Thomas Eakins' scenes of rowing, sailing, and boxing as well as his deeply moving portraits are renowned for their vibrant realism and dramatic intensity. This beautiful and insightful book, published in conjunction with a major exhibition on the life and career of Eakins - the first in twenty years - presents a fresh perspective on the artist and his remarkable accomplishments. Lavishly illustrated with more than 250 of Eakins's most significant paintings, watercolors, drawings, photographs, and sculpture, the book features essays by prominent scholars who place his art in the context of the history and culture of late nineteenth-century Philadelphia, where he lived.
Thomas Eakins was one of the most important American artists of the late nineteenth century as much for the influence he exterted on the generation of artists that followed him, particularly those belonging to the Ashcan School, as for the quality of his own work. Almost singlehandedly he turned the predominant style of American painting from the romantic views of the Hudson River School to that of an uncompromising realism. Early on, his 1875 oil on canvast The Gross Clinic broke new ground in depicting in graphic detail an actual surgery conducted in a hospital's operating theater. So disturbing was the content that the painting was "hidden" at the Philadelphia Centennial Exhibition by placing it, not with other artworks, but on the premises of the U.S. Army Post Hospital located elsewhere on the Exhibition grounds. Eakins was also the first to introduce sporting events as an acceptable theme for serious painting, not only in his famous rowing and sailing paintings but also in his depictions of baseball games and boxing prizefights. His work with the latter antedated George Bellows's well known fight paintings by decades.
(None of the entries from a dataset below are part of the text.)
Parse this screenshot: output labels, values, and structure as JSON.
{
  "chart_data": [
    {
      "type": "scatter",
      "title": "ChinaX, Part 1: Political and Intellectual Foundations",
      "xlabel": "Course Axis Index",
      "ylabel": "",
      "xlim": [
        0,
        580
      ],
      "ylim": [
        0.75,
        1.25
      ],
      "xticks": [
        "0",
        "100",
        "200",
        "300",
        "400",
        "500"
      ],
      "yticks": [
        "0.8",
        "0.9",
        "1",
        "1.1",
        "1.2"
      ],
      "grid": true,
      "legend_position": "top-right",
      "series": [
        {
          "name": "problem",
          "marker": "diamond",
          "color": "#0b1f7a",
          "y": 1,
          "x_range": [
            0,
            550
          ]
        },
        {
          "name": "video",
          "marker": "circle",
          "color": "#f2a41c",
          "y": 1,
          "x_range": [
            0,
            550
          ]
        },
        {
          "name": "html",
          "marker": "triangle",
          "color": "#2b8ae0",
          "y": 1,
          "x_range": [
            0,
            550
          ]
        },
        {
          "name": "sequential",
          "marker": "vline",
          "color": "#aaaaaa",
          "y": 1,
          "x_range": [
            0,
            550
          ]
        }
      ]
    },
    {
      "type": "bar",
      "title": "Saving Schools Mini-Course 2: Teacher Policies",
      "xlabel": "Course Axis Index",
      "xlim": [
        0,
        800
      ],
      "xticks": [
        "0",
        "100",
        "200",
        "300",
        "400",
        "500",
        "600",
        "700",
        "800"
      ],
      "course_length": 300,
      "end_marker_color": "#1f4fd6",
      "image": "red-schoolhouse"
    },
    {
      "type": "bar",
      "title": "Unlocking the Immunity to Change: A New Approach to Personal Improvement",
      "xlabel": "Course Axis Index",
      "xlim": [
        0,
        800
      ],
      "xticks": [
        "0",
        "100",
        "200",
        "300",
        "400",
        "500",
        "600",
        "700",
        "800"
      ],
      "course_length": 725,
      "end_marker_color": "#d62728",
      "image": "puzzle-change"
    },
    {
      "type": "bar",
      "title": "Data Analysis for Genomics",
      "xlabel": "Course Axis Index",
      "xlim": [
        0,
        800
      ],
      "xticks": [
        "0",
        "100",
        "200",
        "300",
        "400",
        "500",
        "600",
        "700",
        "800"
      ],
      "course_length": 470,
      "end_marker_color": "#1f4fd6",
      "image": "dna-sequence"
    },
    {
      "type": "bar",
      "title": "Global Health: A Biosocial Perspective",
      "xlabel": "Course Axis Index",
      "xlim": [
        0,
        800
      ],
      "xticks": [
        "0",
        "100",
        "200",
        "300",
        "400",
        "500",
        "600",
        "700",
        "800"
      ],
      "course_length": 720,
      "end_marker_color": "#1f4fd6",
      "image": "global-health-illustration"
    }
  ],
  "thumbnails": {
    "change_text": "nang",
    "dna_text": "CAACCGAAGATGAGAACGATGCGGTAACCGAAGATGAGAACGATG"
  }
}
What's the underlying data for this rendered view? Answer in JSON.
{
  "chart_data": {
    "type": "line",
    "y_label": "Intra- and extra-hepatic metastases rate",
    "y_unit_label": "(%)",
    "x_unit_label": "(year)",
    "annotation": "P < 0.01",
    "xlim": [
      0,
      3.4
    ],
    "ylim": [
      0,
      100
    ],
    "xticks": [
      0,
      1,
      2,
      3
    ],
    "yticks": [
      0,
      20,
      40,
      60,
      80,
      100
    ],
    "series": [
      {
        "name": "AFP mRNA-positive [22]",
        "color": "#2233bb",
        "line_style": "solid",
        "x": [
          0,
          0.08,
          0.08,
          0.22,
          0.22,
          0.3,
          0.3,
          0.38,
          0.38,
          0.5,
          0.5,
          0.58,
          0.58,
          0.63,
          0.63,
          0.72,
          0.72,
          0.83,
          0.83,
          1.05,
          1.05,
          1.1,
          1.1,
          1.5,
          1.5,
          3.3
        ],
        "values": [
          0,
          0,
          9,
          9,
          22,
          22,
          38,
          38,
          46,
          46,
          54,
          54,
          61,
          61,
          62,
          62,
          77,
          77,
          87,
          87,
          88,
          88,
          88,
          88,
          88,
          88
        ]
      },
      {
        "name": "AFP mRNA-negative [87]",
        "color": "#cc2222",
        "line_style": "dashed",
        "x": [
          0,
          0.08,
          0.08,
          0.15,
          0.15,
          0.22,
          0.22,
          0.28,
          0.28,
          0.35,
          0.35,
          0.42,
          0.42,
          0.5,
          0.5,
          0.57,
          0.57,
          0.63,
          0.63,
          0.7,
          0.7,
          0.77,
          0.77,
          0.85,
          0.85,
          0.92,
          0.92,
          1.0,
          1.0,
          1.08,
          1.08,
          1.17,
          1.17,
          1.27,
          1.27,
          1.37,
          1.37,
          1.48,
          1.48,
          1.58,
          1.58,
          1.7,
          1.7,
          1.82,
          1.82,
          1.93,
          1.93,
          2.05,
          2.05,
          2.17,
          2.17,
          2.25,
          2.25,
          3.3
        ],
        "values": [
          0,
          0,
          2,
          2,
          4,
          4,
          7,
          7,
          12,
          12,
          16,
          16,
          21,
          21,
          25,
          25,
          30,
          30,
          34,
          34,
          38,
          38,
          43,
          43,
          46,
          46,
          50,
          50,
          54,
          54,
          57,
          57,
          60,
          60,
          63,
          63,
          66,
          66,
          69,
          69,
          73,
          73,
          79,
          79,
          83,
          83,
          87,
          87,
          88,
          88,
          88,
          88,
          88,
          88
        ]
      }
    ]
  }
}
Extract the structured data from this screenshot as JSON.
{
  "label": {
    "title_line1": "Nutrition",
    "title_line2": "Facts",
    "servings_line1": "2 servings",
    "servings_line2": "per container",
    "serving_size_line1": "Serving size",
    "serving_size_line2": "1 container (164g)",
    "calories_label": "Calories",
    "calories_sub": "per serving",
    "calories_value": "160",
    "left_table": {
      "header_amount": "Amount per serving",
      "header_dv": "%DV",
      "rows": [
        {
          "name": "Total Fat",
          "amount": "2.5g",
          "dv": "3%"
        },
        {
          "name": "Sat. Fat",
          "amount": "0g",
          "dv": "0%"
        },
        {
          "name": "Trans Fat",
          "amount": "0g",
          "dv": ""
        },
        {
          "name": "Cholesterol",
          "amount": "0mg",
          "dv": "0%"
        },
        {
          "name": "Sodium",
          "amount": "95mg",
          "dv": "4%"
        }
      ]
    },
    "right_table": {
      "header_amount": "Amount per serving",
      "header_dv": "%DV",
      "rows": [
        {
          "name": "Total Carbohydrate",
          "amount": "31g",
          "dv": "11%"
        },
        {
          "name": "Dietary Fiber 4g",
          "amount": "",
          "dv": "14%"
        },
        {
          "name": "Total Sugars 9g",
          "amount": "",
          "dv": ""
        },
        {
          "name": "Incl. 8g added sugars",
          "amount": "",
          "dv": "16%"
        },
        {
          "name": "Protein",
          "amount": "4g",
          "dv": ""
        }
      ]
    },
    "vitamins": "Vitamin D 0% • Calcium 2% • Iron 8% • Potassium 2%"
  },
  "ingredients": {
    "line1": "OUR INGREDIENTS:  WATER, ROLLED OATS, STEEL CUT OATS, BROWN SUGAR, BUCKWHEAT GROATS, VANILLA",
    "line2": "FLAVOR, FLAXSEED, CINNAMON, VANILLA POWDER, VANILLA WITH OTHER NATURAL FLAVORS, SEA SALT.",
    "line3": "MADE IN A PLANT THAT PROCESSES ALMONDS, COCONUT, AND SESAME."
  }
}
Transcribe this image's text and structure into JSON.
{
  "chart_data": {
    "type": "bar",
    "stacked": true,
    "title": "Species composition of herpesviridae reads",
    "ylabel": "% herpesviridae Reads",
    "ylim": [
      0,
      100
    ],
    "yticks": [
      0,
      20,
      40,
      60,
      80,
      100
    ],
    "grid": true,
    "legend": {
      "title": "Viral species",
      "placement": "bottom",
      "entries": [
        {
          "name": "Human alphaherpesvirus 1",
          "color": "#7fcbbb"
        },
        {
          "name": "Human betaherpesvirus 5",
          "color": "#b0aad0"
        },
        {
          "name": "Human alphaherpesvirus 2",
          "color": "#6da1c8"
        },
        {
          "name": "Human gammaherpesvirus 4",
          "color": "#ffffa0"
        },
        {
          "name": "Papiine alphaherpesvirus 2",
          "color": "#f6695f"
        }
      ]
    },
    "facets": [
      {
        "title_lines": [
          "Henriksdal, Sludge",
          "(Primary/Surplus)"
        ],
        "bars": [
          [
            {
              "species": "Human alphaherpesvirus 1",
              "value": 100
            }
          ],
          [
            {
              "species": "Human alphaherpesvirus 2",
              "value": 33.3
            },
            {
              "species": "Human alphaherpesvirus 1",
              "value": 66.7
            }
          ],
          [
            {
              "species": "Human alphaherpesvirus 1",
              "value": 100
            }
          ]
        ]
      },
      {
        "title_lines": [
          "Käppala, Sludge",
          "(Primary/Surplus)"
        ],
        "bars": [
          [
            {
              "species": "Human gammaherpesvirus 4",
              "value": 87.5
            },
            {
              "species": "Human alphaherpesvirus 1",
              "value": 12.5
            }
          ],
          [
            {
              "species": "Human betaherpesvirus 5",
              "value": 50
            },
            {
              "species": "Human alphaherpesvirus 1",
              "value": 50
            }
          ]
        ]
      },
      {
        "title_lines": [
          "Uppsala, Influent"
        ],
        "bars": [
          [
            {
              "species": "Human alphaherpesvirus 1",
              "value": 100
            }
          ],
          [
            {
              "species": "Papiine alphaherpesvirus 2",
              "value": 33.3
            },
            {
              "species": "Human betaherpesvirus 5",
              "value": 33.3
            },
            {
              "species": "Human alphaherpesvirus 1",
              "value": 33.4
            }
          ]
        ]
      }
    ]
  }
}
Several years ago, I reviewed here an art book entitled Thomas Eakins: His Life and Art by William Innes Homer that not only contained excellent analyses of the painter's works but also included a satisfying biography of the man himself. More recently I read another large format art book devoted to the same subject, this one entitled entitled simply Thomas Eakins, that was published as a catalog to accompany an exhibit held in 2001 at the Philadelphia Museum of Art. It's a very handsome volume with meticulous reproductions of many of the artist's most important paintings as well as a selection of his photographs and preparatory drawings. Nevertheless, the book falls short in many important respects.
Edited by Darrel Sewell, the book is divided into sections according to the decades in which the artist was active, i.e., the 1870's through the 1900's. Each section contains two or three essays of varying quality followed by an analysis by Marc Simpson of the most noteworthy works created in that decade as well as biographical information pertaining to that same period. Unfortunately, this arrangement results in a haphazard presentation of material that can be extremely frustrating to the reader.
The best essays are those that deal with purely technical matters. "Photographs and the Making of Paintings" by Mark Tucker and Nica Gutman deals, as the title would suggest, with the uses to which Eakins put his photography in the creation of his paintings. This was a subject on which the artist himself was highly reticent. After his death his widow, Susan Macdowell Eakins, continued to insist that photography had played only a peripheral role in her late husband's working methods. It was only with the 1985 discovery of the photographs in the Charles Bregler Collection that the true extent to which Eakins made use of photography finally came to light. It's now known that Eakins projected his glass negatives onto canvas prior to painting the identical subject. Even so, the artist did not paint directly on the projected image but rather used it to indicate the correct placement of pictorial elements. Tucker and Gutman illustrate their fascinating findings with numerous examples from Eakins's oeuvre.
"The Pursuit of 'True Tones', again by Tucker and Gutman, is another extremely useful essay that attempts to show the damage done to many of Eakins's paintings by overzealous cleaning and restoration efforts in the years following the artist's death. Through many examples, some shown on a microscopic level, it becomes clear that Eakins intended a far darker finish to certain paintings than can now be seen. In an attempt to brighten the paintings, restorers went too far and removed Eakins's own finishing touches meant to subdue the overall tone. In some cases, important detail was lost.
Other essasy are not so successful as those mentioned above. One of the oddest is "Images of Fairmount Park in Philadelphia" by Elizabeth Milroy. While Eakins did use portions of the park as background scenery in a handful of his paintings, this hardly justifies a full length history of the planning and development of the park through the years. The essay may be of use to those readers planning a visit to Philadelphia, but to others it must seem largely irrelevant in the context of Eakins's career.
Perhaps the book's greatest deficiency is the failure to include a coherent biography of the artist. As mentioned above, Marc Simpson does provide some details of Eakins's life, but these are random and sometimes deliberately evasive. Nowhere, for example, does Simpson mention anything of the scandal surrounding the suicide of Eakins's 23 year old niece Ella Crowell in 1897, a tragedy for which the woman's family blamed Eakins and subsequently banned him from their home. Simpson does mention the artist's interaction with such figures as the photographer Eadweard Muybridge and the poet Walt Whitman but in insufficient detail to be truly satisfying. For fuller descriptions of these matters, the reader would do far better with William Innes Homer's book mentioned above.